Notre « ami » Richard Ferrand [ndlr: député du Finistère] a bénéficié d’une interview de 6 minutes 38 secondes dimanche dernier sur France 3, le soir, à une heure de grande écoute. Au demeurant excellent, il a cité Camus et ne peut donc, rien que pour ça, être foncièrement mauvais… Et pourtant c’est par là que je commencerai en écrivant qu’ici, comme pour nos compatriotes féminines de chez Gad à Lampaul-Guimiliau, son mentor a fait un mauvais choix soit du contexte chez Gad, soit ici des mots, et de ce fait a trahi Camus en ajoutant ainsi au malheur du monde.
La colonisation en Algérie n’a jamais été un crime contre l’humanité au sens propre de l’expression. Crime contre l’humanité : persécution de masse « commise sur ordre dans le cadre d’une attaque organisée ou systématique contre toute une population civile », selon la Cour pénale internationale. Il s’agit ici bien plutôt de crimes de guerre (ce qui n’est déjà pas si mal…).
Mais, n’en déplaise aux militants avinés ou abêtis – quelquefois les deux mon général – de telle section ou tel secteur de la FNACA, véritables nostalgiques organisés et assumés d’une guerre qui les a méprisés et écrasés quand ce n’est pas anéantis et qu’ils glorifient pour sans doute mieux la remercier, il y a bien eu « colonisation ».
Oui, l’État français a commis des exactions en Algérie. Oui, la colonisation a bien procédé à des confiscations massive de terres autochtones, à des discriminations dignes de l’apartheid. Oui, il est désormais notoire que l’ armée française a commis des actes qui relèvent des crimes de guerre : tortures, appelée la « gégène », répressions aveugles contre des populations civiles, mechtas incendiées et femmes violées…
L’État encore, qui décidément fait bien les choses, a tout fait pour évacuer ces crimes de notre mémoire officielle. Rien dans les archives de la Défense nationale (mais rappelez-moi donc qui en est encore pour quelques semaines à la tête de la grande muette ?). Effacée dans les mémoires des jeunes, cette sale guerre qui ne voulait pas dire son nom (on lui préférait l’expression « maintien de l’ordre »), mais pas dans les mémoires traumatisées de centaines de milliers d’appelés français ni dans celles de nos rapatriés.

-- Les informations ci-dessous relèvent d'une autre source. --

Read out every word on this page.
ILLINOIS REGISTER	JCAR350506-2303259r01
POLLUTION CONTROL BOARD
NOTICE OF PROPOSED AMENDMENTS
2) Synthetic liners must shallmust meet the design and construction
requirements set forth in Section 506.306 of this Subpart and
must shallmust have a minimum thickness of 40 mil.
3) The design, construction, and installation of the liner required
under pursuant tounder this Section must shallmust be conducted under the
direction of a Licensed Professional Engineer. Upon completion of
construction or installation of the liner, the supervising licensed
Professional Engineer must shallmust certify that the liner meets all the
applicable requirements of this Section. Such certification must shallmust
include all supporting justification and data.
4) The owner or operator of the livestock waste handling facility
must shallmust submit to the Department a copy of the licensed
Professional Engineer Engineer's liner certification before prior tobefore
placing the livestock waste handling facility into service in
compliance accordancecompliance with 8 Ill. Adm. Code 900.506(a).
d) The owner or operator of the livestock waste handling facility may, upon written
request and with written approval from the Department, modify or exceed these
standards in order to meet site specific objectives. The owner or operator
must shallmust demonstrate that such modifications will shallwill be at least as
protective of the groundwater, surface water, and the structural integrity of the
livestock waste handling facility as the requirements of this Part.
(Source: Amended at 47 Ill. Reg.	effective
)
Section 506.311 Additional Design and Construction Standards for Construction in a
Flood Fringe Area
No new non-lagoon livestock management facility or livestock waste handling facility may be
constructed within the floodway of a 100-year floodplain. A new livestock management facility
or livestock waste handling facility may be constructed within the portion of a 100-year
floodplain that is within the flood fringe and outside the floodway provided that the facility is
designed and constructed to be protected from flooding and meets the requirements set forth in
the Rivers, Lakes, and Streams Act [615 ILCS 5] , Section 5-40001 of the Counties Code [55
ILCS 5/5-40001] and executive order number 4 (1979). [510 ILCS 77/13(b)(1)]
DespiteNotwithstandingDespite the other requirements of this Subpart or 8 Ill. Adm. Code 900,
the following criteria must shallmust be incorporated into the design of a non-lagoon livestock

Pas étonnant que ces derniers temps, avec Fillon de Sablé notamment, se soit encore accentuée notre relation passionnelle et toxique à l’Histoire. D’un côté, ceux qui, comme frère Fillon de Solesme, voudraient revoir le récit national et imposer dans nos manuels scolaires le rôle positif de la colonisation. De l’autre, ceux qui ne ratent pas une occasion d’invoquer la mystique d’une repentance que réclame depuis plusieurs décennies l’État algérien, ce que vient de faire hâtivement et maladroitement frère Emmanuel.
Justesse face à l’Histoire, mais erreur face aux contingences du moment car, en faisant perdurer un mythe fondateur, celui d’un peuple uni autour du FLN, en maintenant un chiffre fantaisiste d’un million et demi de morts algériens (il y en eut de 300 000 à 400 000, ce qui est de toute façon de trop fussent des fellaghas c’est à dire des résistants), en passant sous silence ses propres exactions, le pouvoir corrompu actuellement en place essaye de garder vaille que vaille sa légitimité (car on peut être un fervent admirateur des fils de la Toussaint et dénoncer les pratiques innommables du régime actuel de l’inextinguible Bouteflika).
Comment sortir de cette instrumentalisation de l’Histoire qui ne fait qu’alimenter la guerre des mémoires et attiser, comme si besoin était par les temps qui courent, les haines internes ?
Sûrement pas à l’occasion d’une tournée préélectorale où la démagogie n’a d’égal qu’un racolage honteux. Peut-être en quittant les incantations abstraites et les condamnations précipitées pour faire la place à l’ évocation de faits précis ? C’est un peu ce que fit – et pourtant il ne fut pas lui non plus un parangon de vertu – Chirac à propos de la rafle du Vel d’Hiv à Paris en 1942 (épisode tragique où se distinguèrent éhontément les forces de l’ ordre françaises).